Sex is Good
I was speaking to a friend recently about sex. She was questioning whether it was good for her. It all started because she’d had an amazing night with a lover. The kind of night that flooded her body with energy, woke up her senses and reminded her of her deeper desire. And wow, she was feeling it - desire. But immediately following that desire came sadness. And following that sadness, doubt. It all happened so quickly, if she wasn’t an attentive person she wouldn’t have noticed the progression.
In Buddhism we call this papancha - the ability of the mind to take something and run with it. One might start with a fairly innocent sensation, say heat, but then our mind labels it good or bad. And from there respond with clinging or aversion. And the clinging or aversion provokes a whole host of other thoughts and feelings. Soon enough, we are miles from the original value-neutral experience. Which in this friend’s case was the sensation of sex, and experience it provoked, which was desire.
Of course, the mores of our culture fueled that “papancha”. It’s easy to think of sex as bad or dangerous. If her feelings had come from an experience of love or friendship, it would be harder to make it wrong. But when sex stirs us up, watch out, our conditioned ideas love to throw blame.

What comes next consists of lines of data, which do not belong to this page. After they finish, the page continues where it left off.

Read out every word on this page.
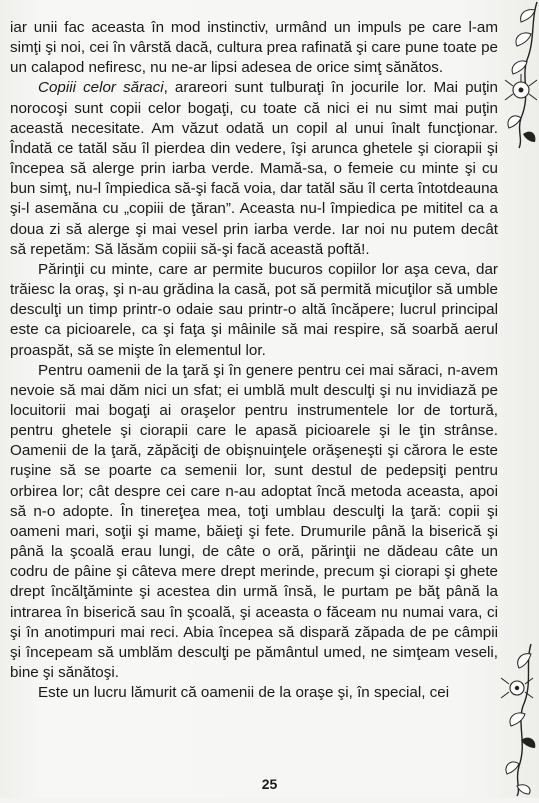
iar unii fac aceasta în mod instinctiv, urmând un impuls pe care l-am simţi şi noi, cei în vârstă dacă, cultura prea rafinată şi care pune toate pe un calapod nefiresc, nu ne-ar lipsi adesea de orice simţ sănătos.

Copiii celor săraci, arareori sunt tulburaţi în jocurile lor. Mai puţin norocoşi sunt copii celor bogaţi, cu toate că nici ei nu simt mai puţin această necesitate. Am văzut odată un copil al unui înalt funcţionar. Îndată ce tatăl său îl pierdea din vedere, îşi arunca ghetele şi ciorapii şi începea să alerge prin iarba verde. Mamă-sa, o femeie cu minte şi cu bun simţ, nu-l împiedica să-şi facă voia, dar tatăl său îl certa întotdeauna şi-l asemăna cu „copiii de ţăran”. Aceasta nu-l împiedica pe mititel ca a doua zi să alerge şi mai vesel prin iarba verde. Iar noi nu putem decât să repetăm: Să lăsăm copiii să-şi facă această poftă!.

Părinţii cu minte, care ar permite bucuros copiilor lor aşa ceva, dar trăiesc la oraş, şi n-au grădina la casă, pot să permită micuţilor să umble desculţi un timp printr-o odaie sau printr-o altă încăpere; lucrul principal este ca picioarele, ca şi faţa şi mâinile să mai respire, să soarbă aerul proaspăt, să se mişte în elementul lor.

Pentru oamenii de la ţară şi în genere pentru cei mai săraci, n-avem nevoie să mai dăm nici un sfat; ei umblă mult desculţi şi nu invidiază pe locuitorii mai bogaţi ai oraşelor pentru instrumentele lor de tortură, pentru ghetele şi ciorapii care le apasă picioarele şi le ţin strânse. Oamenii de la ţară, zăpăciţi de obişnuinţele orăşeneşti şi cărora le este ruşine să se poarte ca semenii lor, sunt destul de pedepsiţi pentru orbirea lor; cât despre cei care n-au adoptat încă metoda aceasta, apoi să n-o adopte. În tinereţea mea, toţi umblau desculţi la ţară: copii şi oameni mari, soţii şi mame, băieţi şi fete. Drumurile până la biserică şi până la şcoală erau lungi, de câte o oră, părinţii ne dădeau câte un codru de pâine şi câteva mere drept merinde, precum şi ciorapi şi ghete drept încălţăminte şi acestea din urmă însă, le purtam pe băţ până la intrarea în biserică sau în şcoală, şi aceasta o făceam nu numai vara, ci şi în anotimpuri mai reci. Abia începea să dispară zăpada de pe câmpii şi începeam să umblăm desculţi pe pământul umed, ne simţeam veseli, bine şi sănătoşi.

Este un lucru lămurit că oamenii de la oraşe şi, în special, cei

25
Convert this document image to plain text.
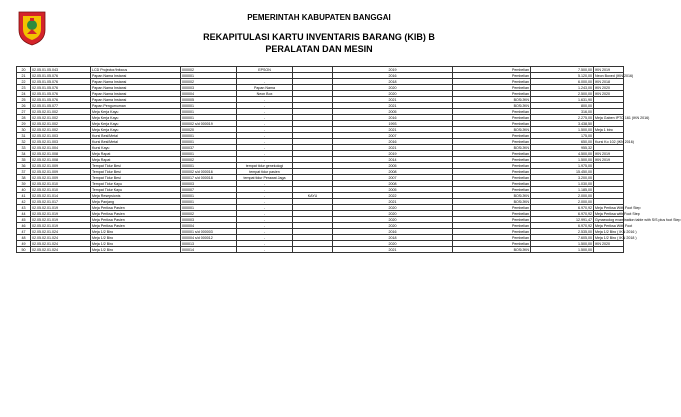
PEMERINTAH KABUPATEN BANGGAI
REKAPITULASI KARTU INVENTARIS BARANG (KIB) B
PERALATAN DAN MESIN
20	02.05.01.05.043	LCD Projector/Infocus	000002	EPSON		2019	Pembelian	7.500,00	IKN 2019
21	02.05.01.05.076	Papan Nama Instansi	000001			2016	Pembelian	5.120,00	Neon Boxed (IKN 2016)
22	02.05.01.05.076	Papan Nama Instansi	000002	-		2018	Pembelian	6.000,00	IKN 2018
23	02.05.01.05.076	Papan Nama Instansi	000003	Papan Nama		2020	Pembelian	1.243,00	IKN 2020
24	02.05.01.05.076	Papan Nama Instansi	000004	Neon Box		2020	Pembelian	2.500,00	IKN 2020
25	02.05.01.05.076	Papan Nama Instansi	000005	-		2021	BOS/JKN	1.631,90	
26	02.05.01.05.077	Papan Pengumuman	000001	-		2021	BOS/JKN	800,00	
27	02.05.02.01.002	Meja Kerja Kayu	000001	-		2005	Pembelian	316,00	
28	02.05.02.01.002	Meja Kerja Kayu	000001	-		2016	Pembelian	2.275,00	Meja Gaben IPTO 161 (IKN 2016)
29	02.05.02.01.002	Meja Kerja Kayu	000002 s/d 000019	-		1993	Pembelian	3.438,50	
30	02.05.02.01.002	Meja Kerja Kayu	000020	-		2021	BOS/JKN	1.500,00	Meja 1 biro
31	02.05.02.01.003	Kursi Besi/Metal	000001	-		2007	Pembelian	175,00	
32	02.05.02.01.003	Kursi Besi/Metal	000001	-		2016	Pembelian	650,00	Kursi Ko 102 (IKN 2016)
33	02.05.02.01.004	Kursi Kayu	000037	-		2021	BOS/JKN	955,32	
34	02.05.02.01.008	Meja Rapat	000001	-		2019	Pembelian	4.500,00	IKN 2019
35	02.05.02.01.008	Meja Rapat	000002	-		2014	Pembelian	1.500,00	IKN 2019
36	02.05.02.01.009	Tempat Tidur Besi	000001	tempat tidur genekologi		2005	Pembelian	1.975,00	
37	02.05.02.01.009	Tempat Tidur Besi	000002 s/d 000016	tempat tidur pasien		2008	Pembelian	15.450,00	
38	02.05.02.01.009	Tempat Tidur Besi	000017 s/d 000018	tempat tidur Perawat Jaga		2007	Pembelian	3.200,00	
39	02.05.02.01.010	Tempat Tidur Kayu	000003	-		2008	Pembelian	1.030,00	
40	02.05.02.01.010	Tempat Tidur Kayu	000007	-		2005	Pembelian	1.185,00	
41	02.05.02.01.014	Meja Resepsionis	000001	-	KAYU	2022	BOS/JKN	2.000,00	
42	02.05.02.01.017	Meja Panjang	000001	-		2021	BOS/JKN	2.000,00	
43	02.05.02.01.019	Meja Periksa Pasien	000001	-		2020	Pembelian	6.970,92	Meja Periksa With Foot Step
44	02.05.02.01.019	Meja Periksa Pasien	000002	-		2020	Pembelian	6.970,92	Meja Periksa with Foot Step
45	02.05.02.01.019	Meja Periksa Pasien	000003	-		2020	Pembelian	12.991,47	Gynaecolog examination table with S/S plus foot Step
46	02.05.02.01.019	Meja Periksa Pasien	000004	-		2020	Pembelian	6.970,92	Meja Periksa With Foot
47	02.05.02.01.024	Meja 1/2 Biro	000001 s/d 000003	-		2016	Pembelian	2.535,00	Meja 1/2 Biro ( IKN 2016 )
48	02.05.02.01.024	Meja 1/2 Biro	000004 s/d 000012	-		2018	Pembelian	7.605,00	Meja 1/2 Biro ( IKN 2018 )
49	02.05.02.01.024	Meja 1/2 Biro	000013	-		2020	Pembelian	1.500,00	IKN 2020
50	02.05.02.01.024	Meja 1/2 Biro	000014	-		2021	BOS/JKN	1.500,00	
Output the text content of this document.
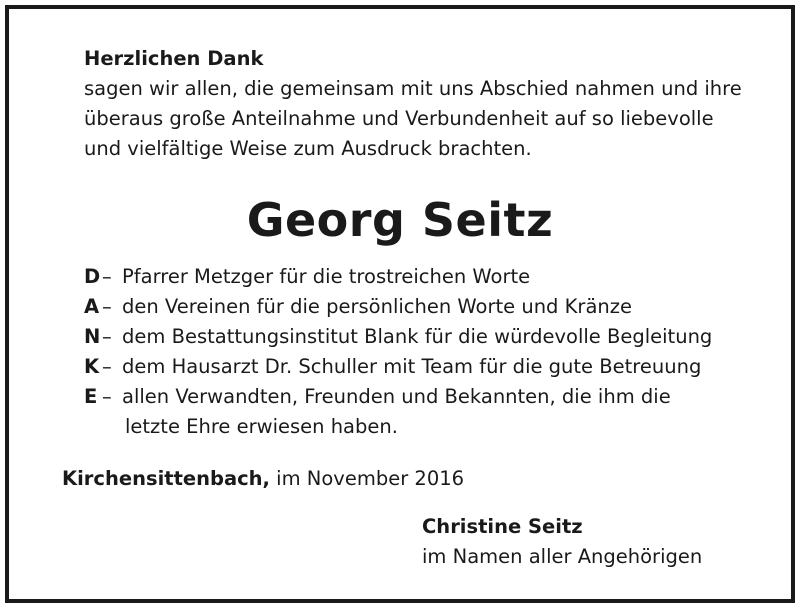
Herzlichen Dank
sagen wir allen, die gemeinsam mit uns Abschied nahmen und ihre
überaus große Anteilnahme und Verbundenheit auf so liebevolle
und vielfältige Weise zum Ausdruck brachten.
Georg Seitz
D – Pfarrer Metzger für die trostreichen Worte
A – den Vereinen für die persönlichen Worte und Kränze
N – dem Bestattungsinstitut Blank für die würdevolle Begleitung
K – dem Hausarzt Dr. Schuller mit Team für die gute Betreuung
E – allen Verwandten, Freunden und Bekannten, die ihm die
letzte Ehre erwiesen haben.
Kirchensittenbach, im November 2016
Christine Seitz
im Namen aller Angehörigen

As I was talking to my friend, it was undeniably clear that the energy of sex is truly value neutral. Like love or friendship, it can get distorted or be used for manipulation. Or like those things, it can bring us into contact with deeper aspects of self. Which is what happened for my friend. She actually came to be grateful for the sex she was originally doubting, as it had opened her to feel more of what she wanted.
So I say sex is good. Even though what I really mean is that it is value neutral. It’s just rarely the “bad” that we fear it to be.